Catetos, paletos, garrulos, palurdos y mil cosas despectivas más, se les llama a los que viven en un pueblo grande o pequeño. Por alguna razón, los que vivimos en la ciudad los miramos por encima del bigote, creemos poseer un “pedigrí” superior por ser hijos del asfalto, sufrir atascos, respirar aire con plomo y escuchar música de sirenas.
Mi ciudad es enorme, casi infinita, así pensamos como si pudiéramos ocupar todo el espacio y dominarlo. Eso sí, gran parte de los distritos nos son ajenos, no los visitamos nunca y por supuesto, allí no nos conoce nadie. Los urbanitas vivimos también en pueblecitos aunque no lo sepamos, les llamamos barrios. Allí sí nos saludan los tenderos, (los que lo hacen, claro). Es nuestra zona de confort, nuestra casilla del Monopoly, un microcosmos vertical interconectado con otros, pero en el fondo, aislado del resto, lo que viene a ser un pueblo. En realidad, una ciudad no es más que un conglomerado de pueblos apiñados.
A nadie se le ocurre llamar paleto a alguien de Nervión de Moratalaz o de Horta. Sin embargo en París hay garrulos a cascoporro. En Nueva York el censo de paletos bañados en purpurina es inmenso.

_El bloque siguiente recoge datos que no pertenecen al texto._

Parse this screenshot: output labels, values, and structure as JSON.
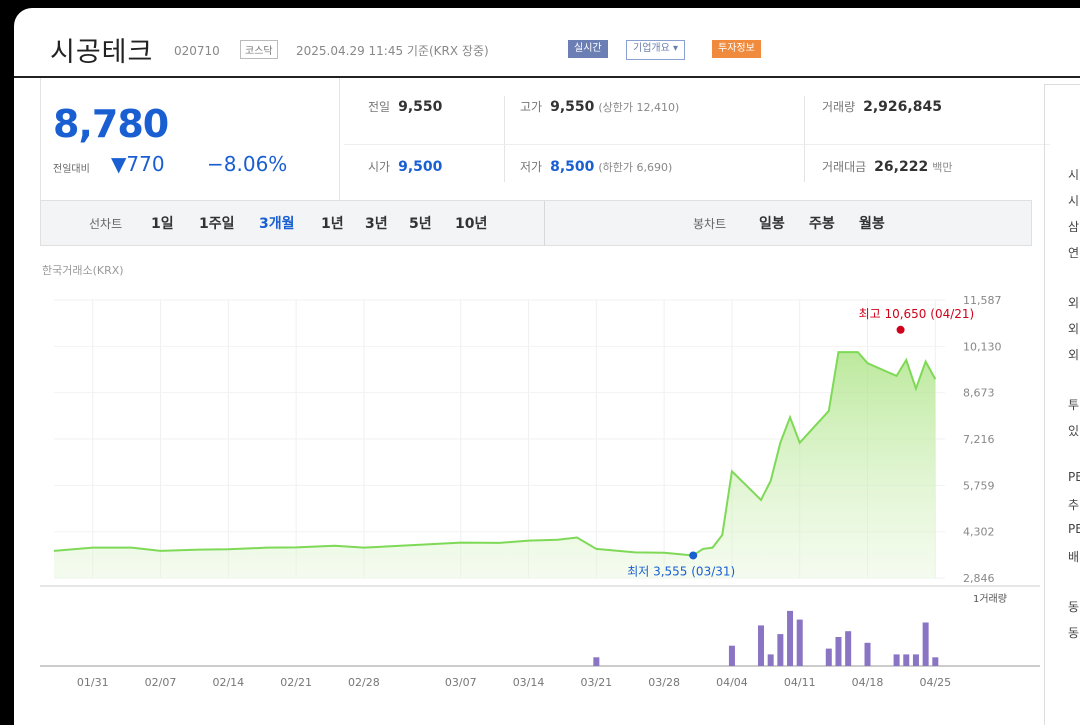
{
  "header": {
    "company_name": "시공테크",
    "stock_code": "020710",
    "market": "코스닥",
    "timestamp": "2025.04.29 11:45 기준(KRX 장중)",
    "badges": [
      "실시간",
      "기업개요 ▾",
      "투자정보"
    ]
  },
  "price": {
    "current": "8,780",
    "change_label": "전일대비",
    "change": "▼770",
    "change_pct": "−8.06%"
  },
  "stats": {
    "prev_close_label": "전일",
    "prev_close": "9,550",
    "high_label": "고가",
    "high": "9,550",
    "upper_limit": "(상한가 12,410)",
    "volume_label": "거래량",
    "volume": "2,926,845",
    "open_label": "시가",
    "open": "9,500",
    "low_label": "저가",
    "low": "8,500",
    "lower_limit": "(하한가 6,690)",
    "trade_value_label": "거래대금",
    "trade_value": "26,222",
    "trade_value_unit": "백만"
  },
  "period_tabs": {
    "line_chart_label": "선차트",
    "items": [
      "1일",
      "1주일",
      "3개월",
      "1년",
      "3년",
      "5년",
      "10년"
    ],
    "active": "3개월",
    "candle_label": "봉차트",
    "candle_items": [
      "일봉",
      "주봉",
      "월봉"
    ]
  },
  "source_label": "한국거래소(KRX)",
  "colors": {
    "up": "#d0021b",
    "down": "#1a5fd2",
    "line": "#7ed957",
    "volume": "#8a74c4"
  },
  "chart_data": {
    "type": "area",
    "x_ticks": [
      "01/31",
      "02/07",
      "02/14",
      "02/21",
      "02/28",
      "03/07",
      "03/14",
      "03/21",
      "03/28",
      "04/04",
      "04/11",
      "04/18",
      "04/25"
    ],
    "y_ticks": [
      "11,587",
      "10,130",
      "8,673",
      "7,216",
      "5,759",
      "4,302",
      "2,846"
    ],
    "ylim": [
      2846,
      11587
    ],
    "points": [
      {
        "x": "01/27",
        "y": 3700
      },
      {
        "x": "01/31",
        "y": 3800
      },
      {
        "x": "02/04",
        "y": 3800
      },
      {
        "x": "02/07",
        "y": 3700
      },
      {
        "x": "02/11",
        "y": 3740
      },
      {
        "x": "02/14",
        "y": 3750
      },
      {
        "x": "02/18",
        "y": 3800
      },
      {
        "x": "02/21",
        "y": 3810
      },
      {
        "x": "02/25",
        "y": 3860
      },
      {
        "x": "02/28",
        "y": 3800
      },
      {
        "x": "03/04",
        "y": 3910
      },
      {
        "x": "03/07",
        "y": 3960
      },
      {
        "x": "03/11",
        "y": 3950
      },
      {
        "x": "03/14",
        "y": 4020
      },
      {
        "x": "03/17",
        "y": 4050
      },
      {
        "x": "03/19",
        "y": 4120
      },
      {
        "x": "03/21",
        "y": 3760
      },
      {
        "x": "03/25",
        "y": 3650
      },
      {
        "x": "03/28",
        "y": 3640
      },
      {
        "x": "03/31",
        "y": 3555
      },
      {
        "x": "04/01",
        "y": 3760
      },
      {
        "x": "04/02",
        "y": 3800
      },
      {
        "x": "04/03",
        "y": 4200
      },
      {
        "x": "04/04",
        "y": 6200
      },
      {
        "x": "04/07",
        "y": 5300
      },
      {
        "x": "04/08",
        "y": 5900
      },
      {
        "x": "04/09",
        "y": 7100
      },
      {
        "x": "04/10",
        "y": 7900
      },
      {
        "x": "04/11",
        "y": 7100
      },
      {
        "x": "04/14",
        "y": 8100
      },
      {
        "x": "04/15",
        "y": 9950
      },
      {
        "x": "04/16",
        "y": 9950
      },
      {
        "x": "04/17",
        "y": 9950
      },
      {
        "x": "04/18",
        "y": 9600
      },
      {
        "x": "04/21",
        "y": 9200
      },
      {
        "x": "04/22",
        "y": 9700
      },
      {
        "x": "04/23",
        "y": 8800
      },
      {
        "x": "04/24",
        "y": 9650
      },
      {
        "x": "04/25",
        "y": 9100
      }
    ],
    "high_label": "최고 10,650 (04/21)",
    "low_label": "최저 3,555 (03/31)",
    "volume_label": "1거래량",
    "volume": [
      {
        "x": "03/21",
        "v": 0.15
      },
      {
        "x": "04/04",
        "v": 0.35
      },
      {
        "x": "04/07",
        "v": 0.7
      },
      {
        "x": "04/08",
        "v": 0.2
      },
      {
        "x": "04/09",
        "v": 0.55
      },
      {
        "x": "04/10",
        "v": 0.95
      },
      {
        "x": "04/11",
        "v": 0.8
      },
      {
        "x": "04/14",
        "v": 0.3
      },
      {
        "x": "04/15",
        "v": 0.5
      },
      {
        "x": "04/16",
        "v": 0.6
      },
      {
        "x": "04/18",
        "v": 0.4
      },
      {
        "x": "04/21",
        "v": 0.2
      },
      {
        "x": "04/22",
        "v": 0.2
      },
      {
        "x": "04/23",
        "v": 0.2
      },
      {
        "x": "04/24",
        "v": 0.75
      },
      {
        "x": "04/25",
        "v": 0.15
      }
    ]
  },
  "right_panel": [
    "시",
    "시",
    "삼",
    "연",
    "외",
    "외",
    "외",
    "투",
    "있",
    "PE",
    "추",
    "PE",
    "배",
    "동",
    "동"
  ]
}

Nada tiene que ver el tamaño ni el glamur de una población con la “catetez”. Los señoritingos de ciudad tenemos sed de tiempo, buscamos parques para respirar, compramos pan de plástico precocido y vemos vacas en los documentales de la 2.
Los de pueblo, tienen tiempo para perderlo en charlas intrascendentes (las importantes), campos y bosques, ríos vivos, pan de masa de buena madre y pájaros sin enjaular. A los barriobajeros y “barrioalteros” de alma de ladrillo visto no parece importarnos que desaparezcan pueblos y hasta comarcas enteras. Creemos que el campo es ese espacio vacío que hay a ambos lados de las autovías. Y los pueblos, lugares atrasados llenos de gente indolente.
Me pregunto quiénes son los catetos.